Drawing on a study published by her office on tackling violence against children in schools, SRSG Santos Pais recalled the particular obstacles that can confront indigenous children in the realisation of their right to an inclusive and violence-free quality education:

“In most countries, indigenous children have low school enrolment rates and, if they do attend school, are less likely than their non-indigenous peers to have the support to stay in school and perform well. Where schools replicate the prejudice and violence that characterizes the communities in which they are located, indigenous children who do attend school risk being subjected to violence, including by their peers or indeed by teaching staff. Indigenous children are also at heightened risk of bullying, which can be compounded by extreme poverty, marginalisation and social exclusion. It is urgent to tackle the bullying, humiliation and abuse that indigenous children suffer as a result.”

Ethnic and cultural discrimination and linguistic barriers at schools are major obstacles to equal access to education, causing poor performance and higher dropout rates. Indigenous girls, in particular, experience difficult problems related to unfriendly school environments, gender discrimination, school-based violence and sometimes sexual abuse, all of which contribute to high dropout rates.

In pursuing initiatives to prevent and address violence against indigenous children, there is a sound international normative foundation to build upon. This includes the third Optional Protocol to the Convention on a Communications Procedure which allows children to bring complaints to the United Nations Committee on the Rights of the Child, reaffirming their right to seek justice when their rights are neglected, including when incidents of violence take place.

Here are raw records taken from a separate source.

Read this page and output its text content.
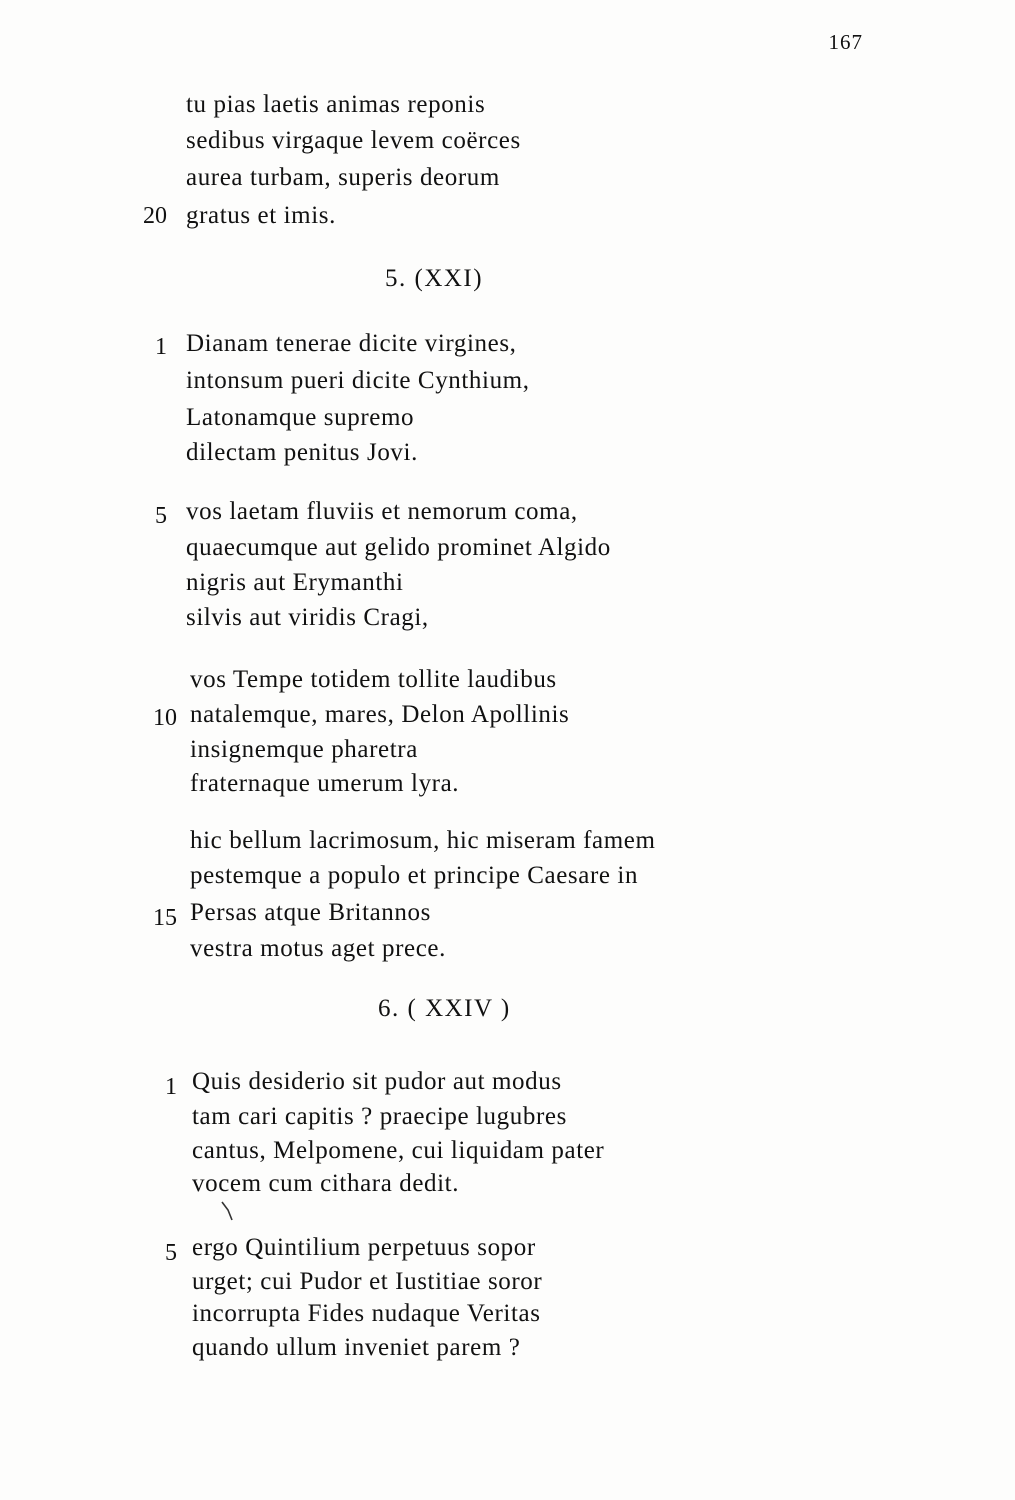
167
tu pias laetis animas reponis
sedibus virgaque levem coërces
aurea turbam, superis deorum
20 gratus et imis.
5. (XXI)
1 Dianam tenerae dicite virgines,
intonsum pueri dicite Cynthium,
Latonamque supremo
dilectam penitus Jovi.
5 vos laetam fluviis et nemorum coma,
quaecumque aut gelido prominet Algido
nigris aut Erymanthi
silvis aut viridis Cragi,
vos Tempe totidem tollite laudibus
10 natalemque, mares, Delon Apollinis
insignemque pharetra
fraternaque umerum lyra.
hic bellum lacrimosum, hic miseram famem
pestemque a populo et principe Caesare in
15 Persas atque Britannos
vestra motus aget prece.
6. ( XXIV )
1 Quis desiderio sit pudor aut modus
tam cari capitis ? praecipe lugubres
cantus, Melpomene, cui liquidam pater
vocem cum cithara dedit.
5 ergo Quintilium perpetuus sopor
urget; cui Pudor et Iustitiae soror
incorrupta Fides nudaque Veritas
quando ullum inveniet parem ?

The holistic vision and targets set out in Agenda 2030 together with its specific references to indigenous peoples provide a crucial framework for action in promoting indigenous children’s right to an inclusive and quality education and in safeguarding their right to freedom from violence. 

Indeed, by reiterating the principle of non-discrimination; and by including a call for safe, non-violent, inclusive and effective learning environments for all, as well as for ensuring access to justice and eliminating all forms of violence against children, the Sustainable Development Goals have a transformative potential that can make a profound and lasting change in the lives of indigenous children.

By capitalizing on the opportunities presented by the implementation of Agenda 2030, we can ensure that its promise to leave no child behind is truly fulfilled.